US private equity fund Bain and SoftBank Corp-affiliate LY jointly submitted a bid to acquire all shares of Japanese restaurant review and booking site operator Kakaku.com on May 13, 2026, according to a Bain representative who declined to comment on specifics [1]. LY, which operates Line and Yahoo Japan, followed up on May 14 with a counteroffer valuing Kakaku.com at about $4 billion, exceeding a prior Swedish offer [2].
EQT, a Swedish private equity firm, earlier proposed to acquire Kakaku.com for about 590 billion yen, approximately $3.7 to $3.75 billion, as of May 12 [3]. EQT’s bid was below LY’s recent valuation, intensifying the bidding competition over the popular restaurant platform.
Kakaku.com, known for its Tabelog site, has a market capitalization near 578 billion yen. Its major shareholders include Digital Garage Inc with a 20.6% stake, KDDI Corp holding 17.7%, and activist fund Oasis Management owning 17.2% [1].

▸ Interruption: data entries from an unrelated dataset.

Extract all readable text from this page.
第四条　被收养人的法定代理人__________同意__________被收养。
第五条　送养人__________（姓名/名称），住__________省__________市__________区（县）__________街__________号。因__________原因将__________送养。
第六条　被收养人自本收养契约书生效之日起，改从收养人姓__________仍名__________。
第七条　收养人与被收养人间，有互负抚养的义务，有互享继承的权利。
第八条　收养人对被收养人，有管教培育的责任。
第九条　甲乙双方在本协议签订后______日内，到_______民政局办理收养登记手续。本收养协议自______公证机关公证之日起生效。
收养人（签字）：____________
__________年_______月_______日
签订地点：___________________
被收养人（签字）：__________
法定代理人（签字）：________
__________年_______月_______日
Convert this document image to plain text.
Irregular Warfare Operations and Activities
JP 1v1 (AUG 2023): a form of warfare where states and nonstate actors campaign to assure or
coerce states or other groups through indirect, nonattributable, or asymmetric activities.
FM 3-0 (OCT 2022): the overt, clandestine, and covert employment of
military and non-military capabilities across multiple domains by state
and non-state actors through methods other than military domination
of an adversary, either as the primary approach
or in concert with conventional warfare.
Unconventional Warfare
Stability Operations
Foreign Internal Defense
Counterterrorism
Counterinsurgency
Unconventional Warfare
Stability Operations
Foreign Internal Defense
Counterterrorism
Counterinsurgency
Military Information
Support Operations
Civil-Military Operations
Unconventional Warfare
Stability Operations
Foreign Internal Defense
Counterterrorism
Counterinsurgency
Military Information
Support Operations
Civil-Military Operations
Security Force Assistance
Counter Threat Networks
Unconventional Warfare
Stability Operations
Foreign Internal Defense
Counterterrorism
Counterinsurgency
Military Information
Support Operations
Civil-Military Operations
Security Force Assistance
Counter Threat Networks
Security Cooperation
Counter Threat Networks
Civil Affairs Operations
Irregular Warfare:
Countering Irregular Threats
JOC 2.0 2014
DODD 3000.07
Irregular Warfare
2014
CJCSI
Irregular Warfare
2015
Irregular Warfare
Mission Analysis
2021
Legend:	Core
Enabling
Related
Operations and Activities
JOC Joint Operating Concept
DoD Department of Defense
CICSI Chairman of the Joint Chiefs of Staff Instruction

A spokesperson for LY confirmed the offer but declined further comment, saying simply that the company “has made an offer to acquire Kakaku” [1]. The contest highlights strong investor interest in Japan’s digital platforms amid a robust M&A environment. Year-to-date M&A involving Japanese companies has reached roughly 39 trillion yen, a 70% increase compared to 2025 [1].
Kakaku.com is expected to soon decide between the rival proposals from Bain-LY and EQT [1]. The outcome will hinge on which offer secures shareholder and board approval amid calls for maximizing value. The bids mark one of the most high-profile acquisition battles in Japan’s tech sector this year.
The next key development will be Kakaku.com’s announcement of its preferred bidder in the coming days as it weighs LY’s higher $4 billion offer against EQT’s initial bid near 590 billion yen ($3.75 billion) [1, 3, 2].